Obwohl verheiratet, hatte Fenton keine Kinder. Seine gutaussehende, aber nicht mit besonderer Intelligenz gesegnete Frau stand altersmäßig dem Cousin näher als ihm. Bald schon bemerkte George, daß der Vorarbeiter an Gewicht verlor. Er schien seine Arbeit mit ungewohnter Gleichgültigkeit zu verrichten. Schließlich wurde George Bericht erstattet von einem teuren Fehler, der zu Lasten des Vorarbeiters ging. Und eine Woche später wiederholte sich das.
Letzte Woche hatte ihn George, sowohl um neuerliches Versagen zu verhindern als auch um dem Mann zu helfen, zu einem Gespräch geholt. Normalerweise locker und entspannt, sogar im Gespräch mit dem Besitzer, hatte Fenton nun einen kalten, angespannten, gequälten Ausdruck in den Augen und ließ sich nur ein Zugeständnis entlocken: Er hatte mit häuslichen Schwierigkeiten zu kämpfen. Mehrfach betonte er die beiden Worte – häusliche Schwierigkeiten. George drückte sein Mitgefühl aus, stellte aber klar, daß die Fehler aufhören müßten. Fenton versprach, dafür zu sorgen, indem er die ›Schwierigkeiten‹ behob und den Cousin aus seinem Haus warf. Mit einem unbehaglichen Gefühl beließ es George dabei, da er die Natur der ›häuslichen Schwierigkeiten‹ ahnte.

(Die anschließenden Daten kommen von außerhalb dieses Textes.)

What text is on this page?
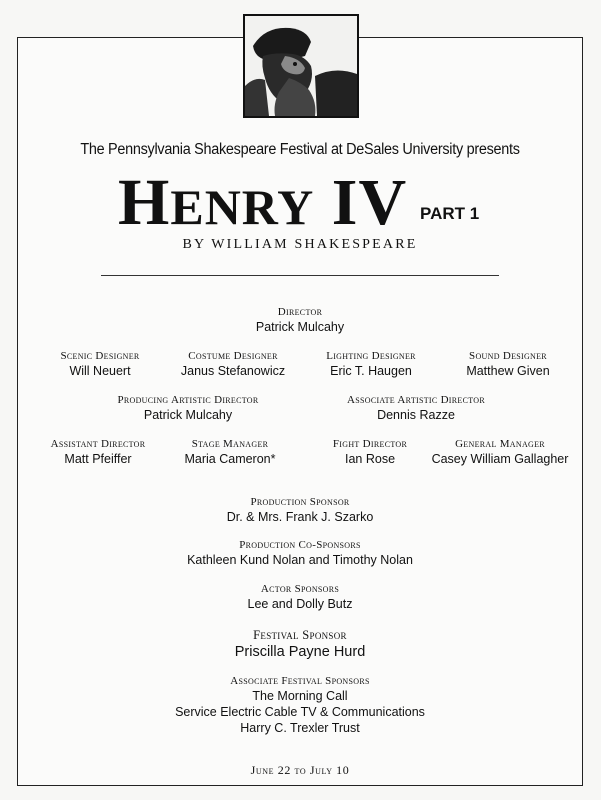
The Pennsylvania Shakespeare Festival at DeSales University presents
HENRY IV PART 1
BY WILLIAM SHAKESPEARE
Director
Patrick Mulcahy
Scenic Designer
Will Neuert
Costume Designer
Janus Stefanowicz
Lighting Designer
Eric T. Haugen
Sound Designer
Matthew Given
Producing Artistic Director
Patrick Mulcahy
Associate Artistic Director
Dennis Razze
Assistant Director
Matt Pfeiffer
Stage Manager
Maria Cameron*
Fight Director
Ian Rose
General Manager
Casey William Gallagher
Production Sponsor
Dr. & Mrs. Frank J. Szarko
Production Co-Sponsors
Kathleen Kund Nolan and Timothy Nolan
Actor Sponsors
Lee and Dolly Butz
Festival Sponsor
Priscilla Payne Hurd
Associate Festival Sponsors
The Morning Call
Service Electric Cable TV & Communications
Harry C. Trexler Trust
June 22 to July 10
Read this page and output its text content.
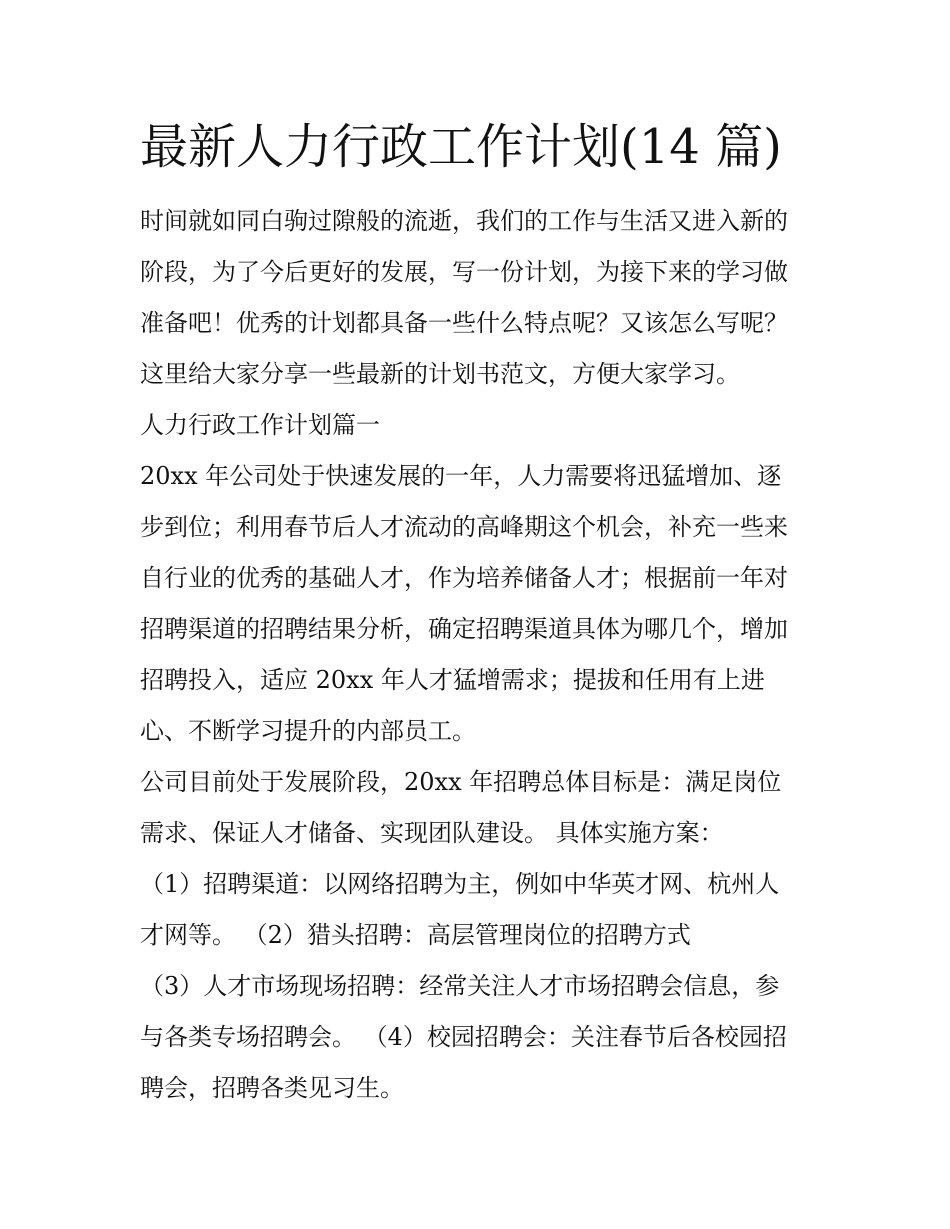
最新人力行政工作计划(14 篇)
时间就如同白驹过隙般的流逝，我们的工作与生活又进入新的
阶段，为了今后更好的发展，写一份计划，为接下来的学习做
准备吧！优秀的计划都具备一些什么特点呢？又该怎么写呢？
这里给大家分享一些最新的计划书范文，方便大家学习。
人力行政工作计划篇一
20xx 年公司处于快速发展的一年，人力需要将迅猛增加、逐
步到位；利用春节后人才流动的高峰期这个机会，补充一些来
自行业的优秀的基础人才，作为培养储备人才；根据前一年对
招聘渠道的招聘结果分析，确定招聘渠道具体为哪几个，增加
招聘投入，适应 20xx 年人才猛增需求；提拔和任用有上进
心、不断学习提升的内部员工。
公司目前处于发展阶段，20xx 年招聘总体目标是：满足岗位
需求、保证人才储备、实现团队建设。 具体实施方案：
（1）招聘渠道：以网络招聘为主，例如中华英才网、杭州人
才网等。 （2）猎头招聘：高层管理岗位的招聘方式
（3）人才市场现场招聘：经常关注人才市场招聘会信息，参
与各类专场招聘会。 （4）校园招聘会：关注春节后各校园招
聘会，招聘各类见习生。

Vor sich sah er nun Silhouetten, die vor den Flammen hin und her sprangen; Wasserstrahlen spritzten wirkungslos über das bereits eingestürzte Haus. Das rote Licht spiegelte sich im Metall der veralteten Pumpe und färbte die vier Pferde, die Pumpe und Schlauchwagen vor Ort gezogen hatten; wie schreckliche Bestien aus der Hölle scharrten sie mit den Hufen und schnaubten.